HHS to Host Quality Summit to Streamline Federal Quality Programs

Department of Health and Human Services (HHS) Deputy Secretary Eric Hargan announced Tuesday that the administration would form a summit to streamline and improve quality programs across the federal government. The Quality Summit will comprise key industry stakeholder and government leaders who will focus on how current HHS quality programs can be further evaluated, adapted, and streamlined to deliver a “value-based care model focused on improving outcomes for American patients.” Quality programs under the Centers for Medicare & Medicaid Services (CMS), Agency for Healthcare Research and Quality (AHRQ), Centers for Disease Control (CDC), Health Resources and Services Administration (HRSA) and Indian Health Service (IHS) will be on the table. Deputy Secretary Hargan and Dr. Peter Pronovost — Chief Clinical Transformation Officer of University Hospitals — will chair the Quality Summit. HHS will accept nominations for Quality Summit participants until Wednesday, July 31.

Deputy Secretary Hargan noted that the quality programs across HHS have not been subject to a “systematic objective external review” since their inception, and the agency is undertaking the review to ensure quality and promote transparency for all patients served by the programs. In a press release, he said that the Quality Summit will strengthen patient protections and improve value by reducing costs and “onerous requirements” placed on providers. Hospitals, quality researchers, and ambulatory surgery centers have been supportive of the effort to align HHS quality programs. They have also contended that streamlining the programs will help consumers make better care decisions. Health care stakeholders, including those in support of the effort, have warned that the executive order’s six-month deadline will be challenging.

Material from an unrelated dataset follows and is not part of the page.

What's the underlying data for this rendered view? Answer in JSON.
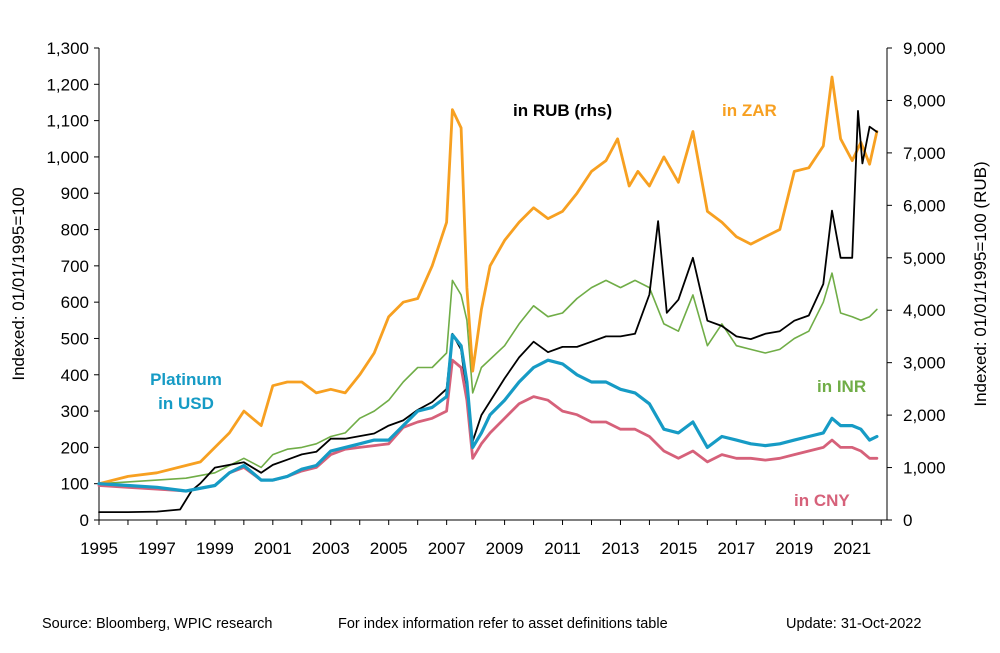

Federal Appeals Court Begins to Hear ACA Case

A panel of three justices in the fifth U.S. Circuit Court of Appeals hinted they may rule that the Affordable Care Act’s individual mandate is unconstitutional, although they were unclear about whether they would overturn the entire law. Two Republican-appointed judges on the panel questioned attorneys defending the health law about whether Congress intended to invalidate the entire law when the penalty for the individual mandate was eliminated, and whether the law would be able to stand on its own if the mandate was declared unconstitutional. Attorneys defending the law argued that the mandate penalty was a suggestion, and not a command, but Judge Jennifer Elrod pointed to Chief Justice Roberts’ 2012 opinion explaining the natural understanding of the individual mandate is a command to buy insurance. Judge Kurt Engelhardt indicated he thinks Congress should find a solution to the issue, but was limited on what it could do through the budget reconciliation process. Judge Carolyn King, the lone Democratic appointee on the panel, did not ask either side any questions. Although legal experts on both sides of the aisle initially said the lawsuit is unlikely to succeed, the line of questioning has caused many to reconsider that position.